Of course, this online characterization of rehearsal begs the question of why our observers managed not to get caught in an endless cycle of refixating the same objects. Strict adherence to the above-described monitor–refixate rehearsal process should have quickly locked the observer in a perpetual loop, with the same subset of objects continuously refixated and forgotten. This problem was avoided in our modeling efforts by assuming that the selection of each object for fixation was probabilistic, a solution that was successful yet somehow unsatisfying—leaving one wondering what specific factors determined these probabilities.

At least two mechanisms might be used to periodically break from the monitor–refixate maintenance loop long enough to include new items in the rehearsal set. One possibility assumes a contribution from long-term memory (LTM). Borrowing from the early modal model conception of memory rehearsal (Broadbent, 1958; Waugh & Norman, 1965), the repeated fixation of an object might strengthen its representation in LTM. If so, as this LTM representation becomes stronger, the need to actively maintain a VWM representation for the same object is lessened. More mechanistically, the growing “push” from LTM, when combined with IOR, would eventually overpower the “pull” back to an object by its fading VWM representation. The maintenance of the rehearsed object would therefore be abandoned, resulting in the monitor–refixation process periodically including new items in the rehearsal set. A second possibility is that observers have more direct control over the objects that they choose to maintain in VWM. We speculate that this might be achieved by monitoring the VWM activations of only a subset of the studied objects. Given that there may be many object representations calling out for rehearsal but only one locus of gaze to serve this function, the representations that observers choose to monitor would ultimately determine their refixation behavior.
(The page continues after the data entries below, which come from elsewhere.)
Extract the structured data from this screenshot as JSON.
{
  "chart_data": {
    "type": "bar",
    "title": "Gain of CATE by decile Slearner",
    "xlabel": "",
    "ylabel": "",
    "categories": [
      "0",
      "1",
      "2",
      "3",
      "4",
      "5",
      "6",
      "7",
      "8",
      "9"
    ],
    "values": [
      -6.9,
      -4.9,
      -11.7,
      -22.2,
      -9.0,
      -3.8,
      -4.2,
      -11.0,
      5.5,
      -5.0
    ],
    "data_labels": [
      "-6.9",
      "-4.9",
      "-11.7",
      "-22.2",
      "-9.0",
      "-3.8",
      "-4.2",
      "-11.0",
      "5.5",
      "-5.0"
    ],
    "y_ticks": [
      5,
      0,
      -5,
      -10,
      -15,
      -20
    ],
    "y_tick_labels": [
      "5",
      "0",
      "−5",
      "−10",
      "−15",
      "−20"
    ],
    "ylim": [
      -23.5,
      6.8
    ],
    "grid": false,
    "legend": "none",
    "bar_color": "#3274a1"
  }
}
Using Fig. 5 as an example, the overt decision to look from the ducky (15th fixation) to the doll (17th fixation) rather than back to the panda might reflect an internal decision to monitor only the activation of the doll representation and to abandon monitoring all of the objects fixated earlier in the viewing sequence. Future work will attempt to distinguish between these possibilities, although it is quite possible that both forces may be in play.

Finally, we hope to use gaze refixation patterns to study VWM capacity, as has been done in studies of eye movements in visual search (Dickinson & Zelinsky, 2005, 2007; Gilchrist & Harvey, 2000). To the extent that these patterns reflect a memory rehearsal process, it may be possible to obtain online estimates of VWM capacity by analyzing when refixations occur in extended viewing sequences (see also Droll & Hayhoe, 2007). And, because such estimates would be relatively continuous, one might even be able to study changes in capacity during the course of individual trials and (potentially) to link these changes to properties of the specific objects being held in VWM. As these spatial and temporal processes are better understood, VWM will take on a new and dynamic conceptualization—a sort of moving window of highly available objects, with the size of this window providing an estimate of VWM capacity, and its location in the scene indicating the contents of the memory set.